The reason this had been immediately and incontrovertibly established was that the local police who had been so fortuitously on hand had managed to kill the would-be assassin right there on the beach, her white dress red with blood before her clip was even emptied.

What bothered Treat Morrison most was not just the man on the bluff.

What bothered him more, what had begun to bother him even as the anesthesiologist was telling him to count backward from one hundred, what was bothering him so much by the time he was alone in the private room at Jackson Memorial that the doctor ordered sedation added to his IV line, was that over the preceding nine days he had checked out the Aero Sands at many different times of day and night, from every possible angle and with every possible eventuality in mind, and he did not recall having at any point during that week seen the local police.

Who had been so fortuitously on hand.

Suggesting that they had not been there at all.

Suggesting that if they had been there at all they had been there only at a certain moment, only at the moment they were needed.

A conclusion that could lead nowhere, since Elena McMahon was already dead.

I mean you could add it up but where does it get you.

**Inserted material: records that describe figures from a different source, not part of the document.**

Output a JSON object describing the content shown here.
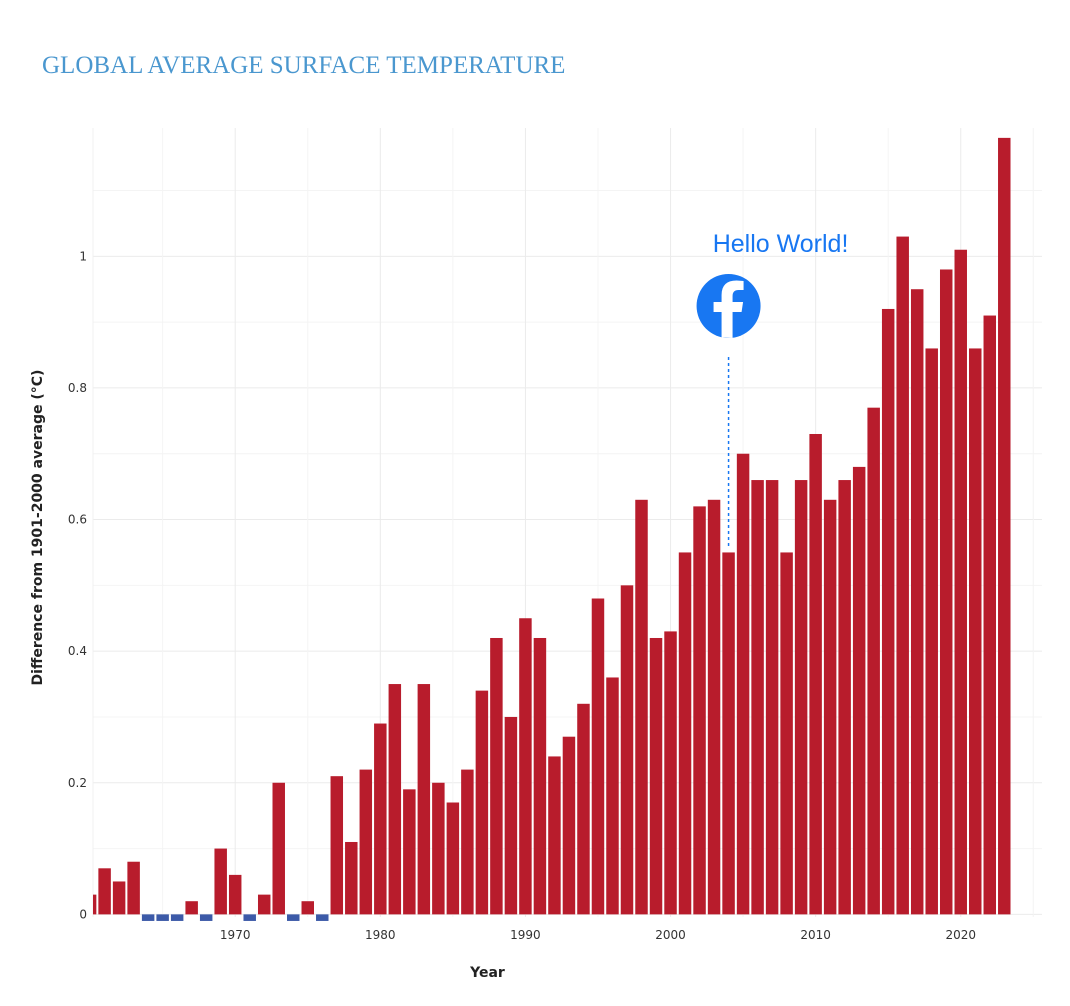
{
  "chart_data": {
    "type": "bar",
    "title": "GLOBAL AVERAGE SURFACE TEMPERATURE",
    "xlabel": "Year",
    "ylabel": "Difference from 1901-2000 average (°C)",
    "x": [
      1960,
      1961,
      1962,
      1963,
      1964,
      1965,
      1966,
      1967,
      1968,
      1969,
      1970,
      1971,
      1972,
      1973,
      1974,
      1975,
      1976,
      1977,
      1978,
      1979,
      1980,
      1981,
      1982,
      1983,
      1984,
      1985,
      1986,
      1987,
      1988,
      1989,
      1990,
      1991,
      1992,
      1993,
      1994,
      1995,
      1996,
      1997,
      1998,
      1999,
      2000,
      2001,
      2002,
      2003,
      2004,
      2005,
      2006,
      2007,
      2008,
      2009,
      2010,
      2011,
      2012,
      2013,
      2014,
      2015,
      2016,
      2017,
      2018,
      2019,
      2020,
      2021,
      2022,
      2023
    ],
    "values": [
      0.03,
      0.07,
      0.05,
      0.08,
      -0.01,
      -0.01,
      -0.01,
      0.02,
      -0.01,
      0.1,
      0.06,
      -0.01,
      0.03,
      0.2,
      -0.01,
      0.02,
      -0.01,
      0.21,
      0.11,
      0.22,
      0.29,
      0.35,
      0.19,
      0.35,
      0.2,
      0.17,
      0.22,
      0.34,
      0.42,
      0.3,
      0.45,
      0.42,
      0.24,
      0.27,
      0.32,
      0.48,
      0.36,
      0.5,
      0.63,
      0.42,
      0.43,
      0.55,
      0.62,
      0.63,
      0.55,
      0.7,
      0.66,
      0.66,
      0.55,
      0.66,
      0.73,
      0.63,
      0.66,
      0.68,
      0.77,
      0.92,
      1.03,
      0.95,
      0.86,
      0.98,
      1.01,
      0.86,
      0.91,
      1.18
    ],
    "x_ticks": [
      "1970",
      "1980",
      "1990",
      "2000",
      "2010",
      "2020"
    ],
    "x_tick_values": [
      1970,
      1980,
      1990,
      2000,
      2010,
      2020
    ],
    "y_ticks": [
      "0",
      "0.2",
      "0.4",
      "0.6",
      "0.8",
      "1"
    ],
    "y_tick_values": [
      0,
      0.2,
      0.4,
      0.6,
      0.8,
      1
    ],
    "xlim": [
      1960.2,
      2025.6
    ],
    "ylim": [
      -0.004,
      1.195
    ],
    "grid": true,
    "colors": {
      "positive": "#b81c2c",
      "negative": "#3c5aa8",
      "annotation": "#1877f2",
      "title": "#4a97cf"
    },
    "annotation": {
      "text": "Hello World!",
      "icon": "facebook-icon",
      "x": 2004,
      "y": 0.55
    }
  }
}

This was Treat Morrison’s last word on the subject.

I mean it’s not going to bring her back.

5

A
MERICAN IMPLICATED IN ATTEMPTED ASSASSINATION
was the headline on the first AP story as it ran in the Miami
Herald,
the only paper in which I initially had occasion to see it. I recall reading it in the elevator of the hospital where Treat Morrison had finally been stabilized for the flight to Miami. It was that morning’s
Herald,
impossible to come by down there except at the embassy, abandoned in the waiting room by Alex Brokaw’s DCM when the helicopter arrived to take Treat Morrison to the airport.